I want to remove all rows of the dataframe that don't have the image names in the list in python. here is an example of the output with the following dataframe and list:

Dataframe:

ImageName    |   A    
0001.jpg     |   1
0002.jpg     |   1
0003.jpg     |   1
0004.jpg     |   1

List:
'0003.jpg'
'0001.jpg'

Output dataframe:
ImageName    |   A    
0001.jpg     |   1
0003.jpg     |   1

This is the code I made:

df = pd.read_csv("./imagenames.csv")
for index, row in df.iterrows():        
    a1=df.iloc[index][0]
    a2=train_gen_labels
    result=pd.Series(a1).isin(a2).any()
    if(result==False):
        df=df.drop(index)
    else : positive=positive+1

However, this code returns the error: single positional indexer is out-of-bounds

Bia
  • 305
  • 3
  • 10
  • instead of the for? If that's the case it doesn't work.
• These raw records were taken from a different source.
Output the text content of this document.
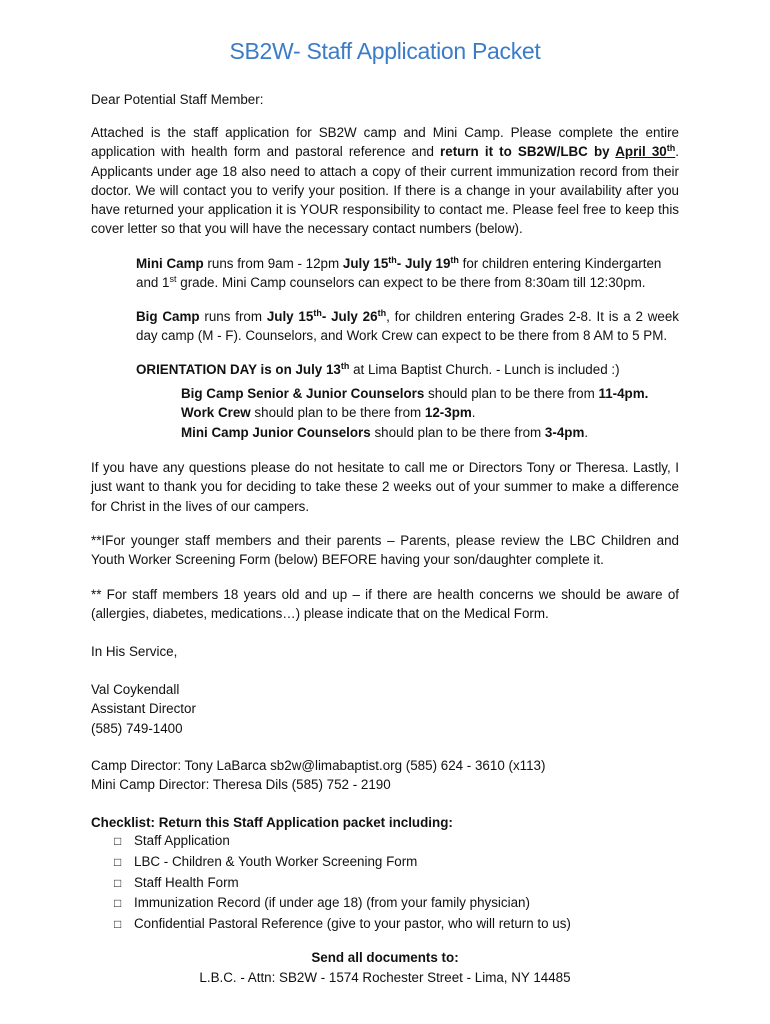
SB2W- Staff Application Packet

Dear Potential Staff Member:

Attached is the staff application for SB2W camp and Mini Camp. Please complete the entire application with health form and pastoral reference and return it to SB2W/LBC by April 30th. Applicants under age 18 also need to attach a copy of their current immunization record from their doctor. We will contact you to verify your position. If there is a change in your availability after you have returned your application it is YOUR responsibility to contact me. Please feel free to keep this cover letter so that you will have the necessary contact numbers (below).

Mini Camp runs from 9am - 12pm July 15th- July 19th for children entering Kindergarten and 1st grade. Mini Camp counselors can expect to be there from 8:30am till 12:30pm.

Big Camp runs from July 15th- July 26th, for children entering Grades 2-8. It is a 2 week day camp (M - F). Counselors, and Work Crew can expect to be there from 8 AM to 5 PM.

ORIENTATION DAY is on July 13th at Lima Baptist Church. - Lunch is included :)

Big Camp Senior & Junior Counselors should plan to be there from 11-4pm.

Work Crew should plan to be there from 12-3pm.

Mini Camp Junior Counselors should plan to be there from 3-4pm.

If you have any questions please do not hesitate to call me or Directors Tony or Theresa. Lastly, I just want to thank you for deciding to take these 2 weeks out of your summer to make a difference for Christ in the lives of our campers.

**IFor younger staff members and their parents – Parents, please review the LBC Children and Youth Worker Screening Form (below) BEFORE having your son/daughter complete it.

** For staff members 18 years old and up – if there are health concerns we should be aware of (allergies, diabetes, medications…) please indicate that on the Medical Form.

In His Service,

Val Coykendall

Assistant Director

(585) 749-1400

Camp Director: Tony LaBarca sb2w@limabaptist.org (585) 624 - 3610 (x113)

Mini Camp Director: Theresa Dils (585) 752 - 2190

Checklist: Return this Staff Application packet including:

□ Staff Application
□ LBC - Children & Youth Worker Screening Form
□ Staff Health Form
□ Immunization Record (if under age 18) (from your family physician)
□ Confidential Pastoral Reference (give to your pastor, who will return to us)
Send all documents to:
L.B.C. - Attn: SB2W - 1574 Rochester Street - Lima, NY 14485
It gives the error `KeyError: 0` – Bia May 30 '21 at 14:23

1 Answers1

0

You can avoid the for loop totally, and get the work done by below:

df[df.ImageName.isin(train_gen_labels)]

df.ImageName.isin(train_gen_labels) creates a mask to select only the rows where ImageName values are in train_gen_labels list.

Ank
  • 1,704
  • 9
  • 14